De beoordeling van het bezwaar
Blijkens het afloopbericht van Reclassering Nederland, werkstrafunit Leeuwarden, d.d.
9 juni 2009 is de taakstraf geretourneerd omdat de termijn voor de uitvoering daarvan was verstreken. Veroordeelde heeft met tegenslagen te kampen gehad, waaronder een auto-ongeval waardoor zij geruime tijd arbeidsongeschikt is geweest. Anderzijds is het werk op de eerste projectplaats mislukt doordat veroordeelde haar afspraken onvoldoende nakwam, en heeft zij ook in de laatste fase te weinig uren gewerkt om de taakstraf binnen de executietermijn te kunnen voltooien.
De veroordeelde heeft ter zitting van het hof verklaard dat zij graag de kans wil hebben om het resterende deel van de taakstraf uit te voeren. Zij ervaart nu geen fysieke beperkingen meer in het werk. Dat zij in de laatste fase voor afloop van de executietermijn te weinig heeft gewerkt is vooral veroorzaakt door de omstandigheid dat er op de projectplaats te weinig werk voor haar was. Dat is nu veranderd en zij wil graag het werk op die projectplaats voortzetten.

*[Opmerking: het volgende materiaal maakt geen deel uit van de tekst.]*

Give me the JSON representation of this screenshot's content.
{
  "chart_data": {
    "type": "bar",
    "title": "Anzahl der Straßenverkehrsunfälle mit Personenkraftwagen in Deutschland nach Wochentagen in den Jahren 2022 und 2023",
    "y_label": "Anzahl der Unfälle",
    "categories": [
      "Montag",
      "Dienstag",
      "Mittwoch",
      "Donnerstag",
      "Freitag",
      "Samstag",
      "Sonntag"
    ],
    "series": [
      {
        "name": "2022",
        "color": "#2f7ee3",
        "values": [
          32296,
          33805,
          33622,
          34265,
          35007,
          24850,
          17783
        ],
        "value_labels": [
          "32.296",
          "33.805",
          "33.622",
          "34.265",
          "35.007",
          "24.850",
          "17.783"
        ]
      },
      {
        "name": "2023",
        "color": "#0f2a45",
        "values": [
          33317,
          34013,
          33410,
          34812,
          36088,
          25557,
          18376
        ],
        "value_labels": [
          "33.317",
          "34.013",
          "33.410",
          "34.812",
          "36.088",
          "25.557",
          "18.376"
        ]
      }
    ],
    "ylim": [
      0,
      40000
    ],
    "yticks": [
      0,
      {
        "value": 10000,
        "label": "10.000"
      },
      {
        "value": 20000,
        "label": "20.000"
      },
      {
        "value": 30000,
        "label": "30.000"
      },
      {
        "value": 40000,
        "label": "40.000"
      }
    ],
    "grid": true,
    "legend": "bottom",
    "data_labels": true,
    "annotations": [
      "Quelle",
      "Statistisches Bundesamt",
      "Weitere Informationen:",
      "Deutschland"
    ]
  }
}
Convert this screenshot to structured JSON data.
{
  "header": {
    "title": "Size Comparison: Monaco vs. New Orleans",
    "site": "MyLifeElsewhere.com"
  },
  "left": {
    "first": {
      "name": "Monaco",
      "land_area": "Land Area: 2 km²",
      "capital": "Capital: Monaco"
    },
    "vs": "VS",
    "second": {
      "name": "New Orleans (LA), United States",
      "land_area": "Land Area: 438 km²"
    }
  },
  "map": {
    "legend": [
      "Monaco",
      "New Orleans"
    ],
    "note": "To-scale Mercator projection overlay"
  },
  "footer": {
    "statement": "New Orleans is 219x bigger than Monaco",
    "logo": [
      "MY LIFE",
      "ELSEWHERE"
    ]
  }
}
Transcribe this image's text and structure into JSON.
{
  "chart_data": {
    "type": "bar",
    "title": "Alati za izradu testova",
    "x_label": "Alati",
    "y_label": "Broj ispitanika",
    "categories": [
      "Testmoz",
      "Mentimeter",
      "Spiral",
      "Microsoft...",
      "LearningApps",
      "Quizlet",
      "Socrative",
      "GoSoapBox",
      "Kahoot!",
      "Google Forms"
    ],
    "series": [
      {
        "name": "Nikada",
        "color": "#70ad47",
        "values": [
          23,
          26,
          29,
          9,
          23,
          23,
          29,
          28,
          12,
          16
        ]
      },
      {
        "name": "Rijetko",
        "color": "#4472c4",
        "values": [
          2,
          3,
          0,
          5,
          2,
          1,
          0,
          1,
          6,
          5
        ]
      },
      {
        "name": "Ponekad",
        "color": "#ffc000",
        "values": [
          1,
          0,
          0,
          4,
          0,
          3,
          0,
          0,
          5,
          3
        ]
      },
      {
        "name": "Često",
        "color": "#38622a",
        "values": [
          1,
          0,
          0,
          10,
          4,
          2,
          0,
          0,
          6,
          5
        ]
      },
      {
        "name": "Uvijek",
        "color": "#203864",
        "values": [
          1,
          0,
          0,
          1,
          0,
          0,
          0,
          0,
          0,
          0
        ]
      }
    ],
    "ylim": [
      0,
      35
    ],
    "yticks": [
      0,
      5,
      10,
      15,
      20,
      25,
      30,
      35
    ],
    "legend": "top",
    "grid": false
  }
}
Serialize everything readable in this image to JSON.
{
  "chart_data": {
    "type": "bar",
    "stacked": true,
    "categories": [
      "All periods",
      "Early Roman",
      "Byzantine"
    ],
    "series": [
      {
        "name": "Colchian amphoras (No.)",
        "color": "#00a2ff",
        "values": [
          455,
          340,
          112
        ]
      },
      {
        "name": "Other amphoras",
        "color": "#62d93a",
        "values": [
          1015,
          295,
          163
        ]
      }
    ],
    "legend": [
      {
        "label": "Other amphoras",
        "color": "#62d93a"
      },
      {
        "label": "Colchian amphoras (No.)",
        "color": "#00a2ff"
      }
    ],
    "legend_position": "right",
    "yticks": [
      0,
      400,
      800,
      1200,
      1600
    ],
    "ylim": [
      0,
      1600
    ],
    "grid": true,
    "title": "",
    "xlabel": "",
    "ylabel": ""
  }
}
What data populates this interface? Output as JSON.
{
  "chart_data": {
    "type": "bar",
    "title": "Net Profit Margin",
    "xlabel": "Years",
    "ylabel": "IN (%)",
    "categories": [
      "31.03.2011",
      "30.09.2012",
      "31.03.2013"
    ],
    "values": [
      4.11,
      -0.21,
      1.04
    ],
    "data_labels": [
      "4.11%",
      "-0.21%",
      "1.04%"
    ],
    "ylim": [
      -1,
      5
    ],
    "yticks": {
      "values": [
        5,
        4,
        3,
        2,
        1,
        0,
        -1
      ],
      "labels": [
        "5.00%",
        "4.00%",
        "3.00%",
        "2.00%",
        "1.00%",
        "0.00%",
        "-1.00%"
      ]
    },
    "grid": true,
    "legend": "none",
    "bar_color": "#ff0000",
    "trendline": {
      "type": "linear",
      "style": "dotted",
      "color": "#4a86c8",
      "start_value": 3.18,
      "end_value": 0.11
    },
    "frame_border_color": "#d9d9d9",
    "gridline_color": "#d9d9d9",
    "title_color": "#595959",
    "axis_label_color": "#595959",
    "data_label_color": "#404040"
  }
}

Het hof stelt vast dat na aftrek van de tijd in voorlopige hechtenis doorgebracht thans nog 96 uren taakstraf resteren.
Hoezeer ook enerzijds de veroordeelde kan worden verweten dat zij in de beginfase van de uitvoering van de taakstraf daaraan niet steeds voldoende prioriteit heeft gegeven, anderzijds blijkt uit het afloopbericht van de reclassering dat deze als begeleidende instantie in de laatste fase van de executietermijn niet altijd voldoende de vinger aan de pols heeft gehouden en dat er sprake is geweest van communicatieproblemen tussen de contactpersoon op de projectplaats en de reclassering.
Gelet op het verhandelde ter zitting en de positieve houding van de veroordeelde, is het hof van oordeel dat zij in de gelegenheid dient te worden gesteld om het resterende deel van de taakstraf alsnog uit te voeren. Nu de termijn voor de uitvoering van de taakstraf is verstreken, zal het hof de behandeling van het bezwaarschrift voor een periode van zes maanden aanhouden teneinde de veroordeelde in de gelegenheid te stellen de taakstraf binnen die periode te voltooien.
De beslissing
Het hof:
stelt de veroordeelde in de gelegenheid de taakstraf te voltooien;
bepaalt dat de behandeling van het bezwaarschrift wordt aangehouden tot zes maanden na de datum van dit arrest.
Dit arrest is aldus gewezen door mr. P.W.J. Sekeris, als voorzitter, mr. H.M. Poelman en mr. W.M. van Schuijlenburg, in tegenwoordigheid van mr. M.J. Zomer, als griffier.